On if it concerns him that Tebow is working on special teams…

Those are not my decisions. But if it is going to help the New York Jets and help our football team win games, then I am all for it.

On his observations of Mark Sanchez so far…

One of the things is just that this guy has tremendous passion to learn and to get better. He’s not afraid of criticism, OK? I think that is important at that position. I can be critical with Mark, because you have to do it. It’s the nature of the business. In other words, sometimes you have to say, "This isn’t where the ball goes. We don’t want it here. We need you to do it this way." At the same time you have to be able to tell him that is exactly right.

He threw a ball today to Dustin Keller down there in the red area that is exactly the way we coached it, exactly the way we talked about it, but not every quarterback can throw it that way. I have been really impressed with what he has done and how hard he has worked on his own to learn this system and the amount of time he has put in that way, but also physically, the improvements he has made. His lower-body strength is completely different than it was before. His physical strength is completely different right now, but his lower-body strength is great.

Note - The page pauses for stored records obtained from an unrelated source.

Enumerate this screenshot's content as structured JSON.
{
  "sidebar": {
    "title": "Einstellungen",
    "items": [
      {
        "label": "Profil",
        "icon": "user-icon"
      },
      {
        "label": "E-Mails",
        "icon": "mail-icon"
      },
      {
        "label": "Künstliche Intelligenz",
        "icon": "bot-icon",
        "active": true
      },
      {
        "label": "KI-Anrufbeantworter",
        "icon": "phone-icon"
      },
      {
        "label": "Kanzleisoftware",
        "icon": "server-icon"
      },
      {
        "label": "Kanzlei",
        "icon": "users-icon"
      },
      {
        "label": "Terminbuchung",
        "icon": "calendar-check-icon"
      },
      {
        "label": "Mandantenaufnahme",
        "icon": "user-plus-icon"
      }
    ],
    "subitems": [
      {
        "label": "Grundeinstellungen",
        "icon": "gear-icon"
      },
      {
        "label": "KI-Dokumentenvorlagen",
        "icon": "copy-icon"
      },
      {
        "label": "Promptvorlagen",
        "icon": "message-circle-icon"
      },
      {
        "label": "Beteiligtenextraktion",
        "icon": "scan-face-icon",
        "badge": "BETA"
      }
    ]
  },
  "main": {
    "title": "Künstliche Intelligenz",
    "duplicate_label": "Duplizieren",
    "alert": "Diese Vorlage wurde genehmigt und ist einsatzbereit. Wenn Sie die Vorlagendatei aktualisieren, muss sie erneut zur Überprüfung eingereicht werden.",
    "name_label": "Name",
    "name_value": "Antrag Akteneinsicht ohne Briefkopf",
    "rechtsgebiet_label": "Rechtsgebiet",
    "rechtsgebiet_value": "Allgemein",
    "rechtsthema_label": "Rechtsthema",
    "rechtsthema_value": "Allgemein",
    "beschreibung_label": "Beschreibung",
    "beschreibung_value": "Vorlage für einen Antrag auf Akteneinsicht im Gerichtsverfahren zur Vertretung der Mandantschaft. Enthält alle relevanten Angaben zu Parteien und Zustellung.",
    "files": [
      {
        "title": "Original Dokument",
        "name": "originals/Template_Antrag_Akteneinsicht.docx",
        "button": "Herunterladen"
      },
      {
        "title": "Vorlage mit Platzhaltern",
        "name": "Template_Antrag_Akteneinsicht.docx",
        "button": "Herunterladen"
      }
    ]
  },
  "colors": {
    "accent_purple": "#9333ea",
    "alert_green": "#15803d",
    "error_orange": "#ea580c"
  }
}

To some of you, you say, “Lower-body strength? He's a quarterback. Doesn’t he need arm strength?” At the quarterback position, and a lot of quarterback gurus will tell you that, it is from here down where you get your power, that’s where you get your torque, that’s where you get all the things you need to throw the ball with the velocity that you want to throw it with. Right now I have seen him make in practice just about every throw that I need to see him make.

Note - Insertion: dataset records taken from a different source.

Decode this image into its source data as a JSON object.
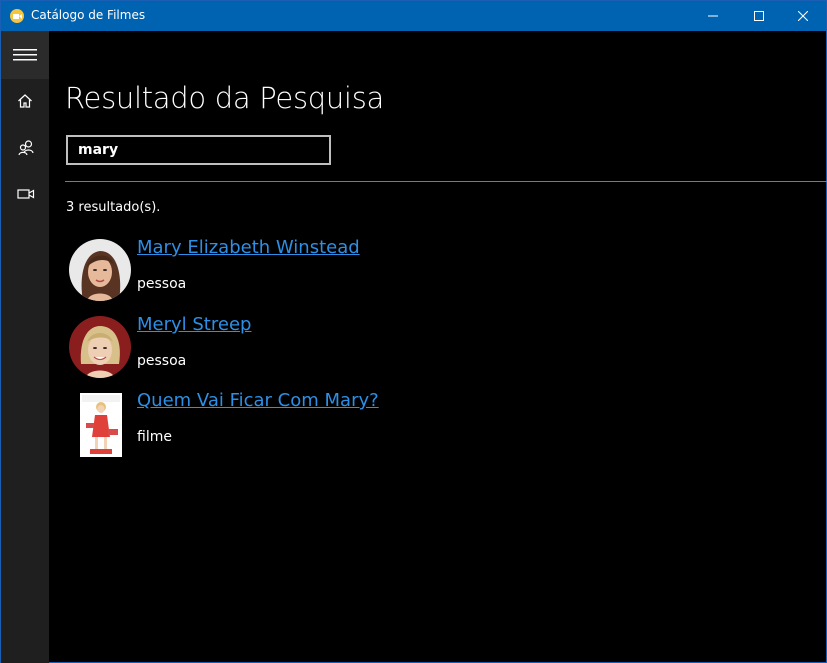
{
  "window": {
    "title": "Catálogo de Filmes",
    "icons": {
      "app": "film-camera-icon",
      "minimize": "minimize-icon",
      "maximize": "maximize-icon",
      "close": "close-icon"
    }
  },
  "nav": {
    "menu_icon": "hamburger-menu-icon",
    "items": [
      {
        "icon": "home-icon"
      },
      {
        "icon": "people-icon"
      },
      {
        "icon": "video-camera-icon"
      }
    ]
  },
  "page": {
    "title": "Resultado da Pesquisa",
    "search": {
      "value": "mary",
      "placeholder": ""
    },
    "result_count": "3 resultado(s)."
  },
  "results": [
    {
      "name": "Mary Elizabeth Winstead",
      "type": "pessoa",
      "image": "person-photo"
    },
    {
      "name": "Meryl Streep",
      "type": "pessoa",
      "image": "person-photo"
    },
    {
      "name": "Quem Vai Ficar Com Mary?",
      "type": "filme",
      "image": "movie-poster"
    }
  ],
  "colors": {
    "titlebar": "#0063b1",
    "link": "#2d8fe5",
    "sidebar": "#1f1f1f",
    "background": "#000000"
  }
}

On his phrase "Know and know you know"…

The bottom line is you are teaching them to understand and to pay attention to the details and that if you do not know your assignment, and I have said this from day one, "Look, if you don’t know your assignment, I can’t put you out there on the field," and I told them that. I said, "If you don’t know it then you are not going to be out there." So the term I have come up with is, "Know and know you know." Be sure you know it and when you think you know it, go back over it again so you know it.

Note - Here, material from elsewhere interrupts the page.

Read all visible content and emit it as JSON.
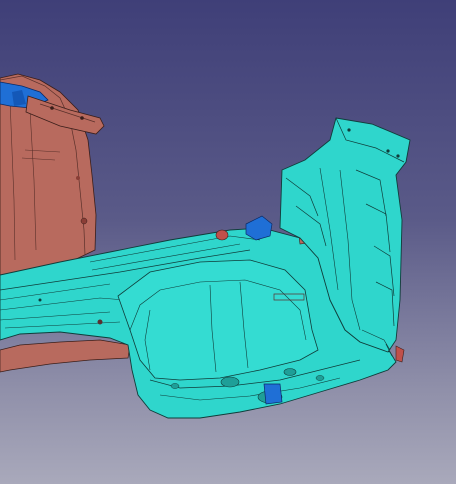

I think it just allows you to play faster, when you are sure about those things. There are details, a lot of things that go on in those few split-seconds when the ball is hiked and all of a sudden the front goes from one front to another front or the coverage rotates or somebody walks one way or walks the other way, techniques shift. There are a million things that go on out there before the ball is hiked and it’s interesting.

I did a thing with a couple of players in the room not too long ago where I brought a few players at different positions up and put them in front of the room and then I gave them a formation, gave them a play, told them to make the formation call, told them to make the play call, get out to the line of scrimmage, ID the Mike, see the coverage, make the check and get us going. That sounds easy, but it’s not really that easy. All of a sudden in their minds, they're figuring out, “Whoa, this is what these guys have to process sometimes. This is what goes on with the quarterback. So "know and know you know" holds true for every position and it has been something they have grabbed onto a little bit.

On Tebow’s improvements…

He is getting better and better every single day. Every day I see a ball come off of his hand that is better than it was yesterday or the last time that we practiced. He made a couple of good throws today down there in the red area, so I think he is getting better and better fundamentally. Matt Cavanaugh has done a really nice job with him that way from a fundamental standpoint. We really kind of went back to basics with the entire group of quarterbacks and all of those guys are getting better fundamentally. I saw Tim when he came out, and I mentioned this before, I had him in the Senior Bowl fresh out of college. Where he was then and where he is now are two totally different places fundamentally.